Any areas of math to solve the problem?
Any help, thoughts are highly welcomed.
 A: The reason you didn't get a satisfactory answer so far is that your problem is not a bona fide initial problem and cannot be turned into one using suitable substitutions and the like.

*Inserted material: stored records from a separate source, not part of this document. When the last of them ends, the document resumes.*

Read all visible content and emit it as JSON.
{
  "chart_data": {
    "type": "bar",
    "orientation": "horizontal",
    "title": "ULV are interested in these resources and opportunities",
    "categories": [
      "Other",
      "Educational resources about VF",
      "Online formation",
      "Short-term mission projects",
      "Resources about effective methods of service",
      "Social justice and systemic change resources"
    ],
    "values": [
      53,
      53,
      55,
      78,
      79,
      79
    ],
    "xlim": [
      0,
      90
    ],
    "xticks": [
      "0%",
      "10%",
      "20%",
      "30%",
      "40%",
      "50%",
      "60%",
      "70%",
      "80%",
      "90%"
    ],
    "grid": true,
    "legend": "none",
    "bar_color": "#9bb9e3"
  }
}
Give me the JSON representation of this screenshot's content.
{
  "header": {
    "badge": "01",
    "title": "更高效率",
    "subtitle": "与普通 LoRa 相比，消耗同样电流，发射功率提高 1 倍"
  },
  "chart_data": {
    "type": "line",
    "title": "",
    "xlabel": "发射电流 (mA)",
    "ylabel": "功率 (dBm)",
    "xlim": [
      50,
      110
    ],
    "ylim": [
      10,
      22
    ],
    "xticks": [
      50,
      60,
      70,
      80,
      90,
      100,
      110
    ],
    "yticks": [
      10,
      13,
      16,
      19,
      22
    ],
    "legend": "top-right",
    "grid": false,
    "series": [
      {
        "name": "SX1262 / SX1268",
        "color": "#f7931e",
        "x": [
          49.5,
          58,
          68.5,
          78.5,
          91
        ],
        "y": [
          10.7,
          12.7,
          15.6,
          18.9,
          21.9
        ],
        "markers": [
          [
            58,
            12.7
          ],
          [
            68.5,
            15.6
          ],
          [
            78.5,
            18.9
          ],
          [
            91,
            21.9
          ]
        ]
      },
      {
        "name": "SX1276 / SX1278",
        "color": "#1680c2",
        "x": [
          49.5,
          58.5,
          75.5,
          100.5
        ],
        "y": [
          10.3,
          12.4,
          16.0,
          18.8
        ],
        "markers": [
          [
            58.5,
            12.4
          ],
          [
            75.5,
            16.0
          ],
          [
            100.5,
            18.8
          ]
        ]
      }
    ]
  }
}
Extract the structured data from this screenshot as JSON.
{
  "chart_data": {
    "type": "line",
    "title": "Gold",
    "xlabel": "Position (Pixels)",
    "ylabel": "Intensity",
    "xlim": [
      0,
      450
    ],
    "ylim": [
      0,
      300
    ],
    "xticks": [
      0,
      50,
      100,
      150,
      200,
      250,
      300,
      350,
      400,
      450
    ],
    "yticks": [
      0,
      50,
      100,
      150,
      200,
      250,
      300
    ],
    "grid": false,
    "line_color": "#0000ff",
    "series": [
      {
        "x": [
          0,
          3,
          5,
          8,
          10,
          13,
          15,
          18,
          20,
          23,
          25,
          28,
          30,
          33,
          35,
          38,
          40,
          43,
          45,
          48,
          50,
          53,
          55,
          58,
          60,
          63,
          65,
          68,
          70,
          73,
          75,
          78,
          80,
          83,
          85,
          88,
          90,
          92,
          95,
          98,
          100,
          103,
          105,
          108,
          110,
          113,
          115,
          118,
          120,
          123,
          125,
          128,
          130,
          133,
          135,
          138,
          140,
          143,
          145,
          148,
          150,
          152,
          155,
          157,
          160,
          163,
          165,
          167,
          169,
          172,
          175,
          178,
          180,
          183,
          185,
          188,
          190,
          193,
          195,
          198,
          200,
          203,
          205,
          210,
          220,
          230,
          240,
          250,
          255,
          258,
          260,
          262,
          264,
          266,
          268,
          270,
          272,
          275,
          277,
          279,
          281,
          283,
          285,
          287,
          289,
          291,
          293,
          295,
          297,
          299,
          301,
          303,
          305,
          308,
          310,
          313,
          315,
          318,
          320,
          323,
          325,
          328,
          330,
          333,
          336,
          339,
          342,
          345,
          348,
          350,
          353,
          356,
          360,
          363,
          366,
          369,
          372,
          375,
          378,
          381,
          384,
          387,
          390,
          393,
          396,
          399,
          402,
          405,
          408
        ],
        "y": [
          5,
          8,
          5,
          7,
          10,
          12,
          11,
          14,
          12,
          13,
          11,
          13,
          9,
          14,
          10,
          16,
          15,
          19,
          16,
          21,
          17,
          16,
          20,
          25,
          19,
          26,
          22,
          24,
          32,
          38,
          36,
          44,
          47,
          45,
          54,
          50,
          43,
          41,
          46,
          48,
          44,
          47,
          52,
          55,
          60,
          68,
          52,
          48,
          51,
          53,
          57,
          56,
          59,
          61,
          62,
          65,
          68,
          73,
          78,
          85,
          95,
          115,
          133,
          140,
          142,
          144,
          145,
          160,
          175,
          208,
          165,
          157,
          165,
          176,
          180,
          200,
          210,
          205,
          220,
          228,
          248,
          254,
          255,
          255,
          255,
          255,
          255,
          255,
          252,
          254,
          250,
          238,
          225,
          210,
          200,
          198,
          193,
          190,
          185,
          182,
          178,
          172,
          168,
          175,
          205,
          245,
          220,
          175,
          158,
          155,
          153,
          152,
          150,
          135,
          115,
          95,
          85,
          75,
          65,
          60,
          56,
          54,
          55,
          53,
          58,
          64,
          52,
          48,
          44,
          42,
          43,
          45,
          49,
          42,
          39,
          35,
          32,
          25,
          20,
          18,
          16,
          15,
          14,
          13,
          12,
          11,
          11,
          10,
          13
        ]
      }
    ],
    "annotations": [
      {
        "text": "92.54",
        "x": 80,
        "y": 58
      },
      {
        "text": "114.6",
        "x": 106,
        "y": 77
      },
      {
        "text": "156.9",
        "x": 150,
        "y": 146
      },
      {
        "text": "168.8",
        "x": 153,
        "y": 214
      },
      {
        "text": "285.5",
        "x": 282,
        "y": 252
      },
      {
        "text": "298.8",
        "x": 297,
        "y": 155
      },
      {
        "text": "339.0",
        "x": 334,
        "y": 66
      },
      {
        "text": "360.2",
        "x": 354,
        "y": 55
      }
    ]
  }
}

When you introduce, e.g., a new independent variable $u$ by means of $t:=\sqrt{2u}$ you get an "initial value problem" of the form
$$\dot r(u)=\sqrt{1-{r^2(u)\over u}},\quad r(0)=0\ .$$
Changing the initial condition to $r(0)=10^{-100}$ lets the solution disappear, contrasting the case of "ordinary" IVP's, where the solutions depend continuously on the initial conditions.
Nevertheless, the solution you are interested in can be written as
$$r(t)=\sum_{k=1}^\infty a_k t^{2k}\ ,$$
whereby the $a_k$ satisfy the following recursion:
$$a_1={1\over2},\quad a_n=-{1\over 4n}\left(\sum_{k=1}^{n-1}a_k a_{n-k}+4\sum_{k=2}^{n-1}k(n+1-k)a_ka_{n+1-k}\right)\qquad(n\geq2)\ .$$ 
Using this recursion and putting $b_n:=|a_n|^{-1/2n}$ one obtains the following plot (note that $\lim\inf_{n\to\infty} b_n$ is the radius of convergence you are after):
 
A: Have you tried the Cauchy-Hadamard theorem?
A: An asymptotic formula for the coefficients of the power series would help if explicit expression is not available. The derivation of the asymptotic approximation depends on the way you obtained that power series.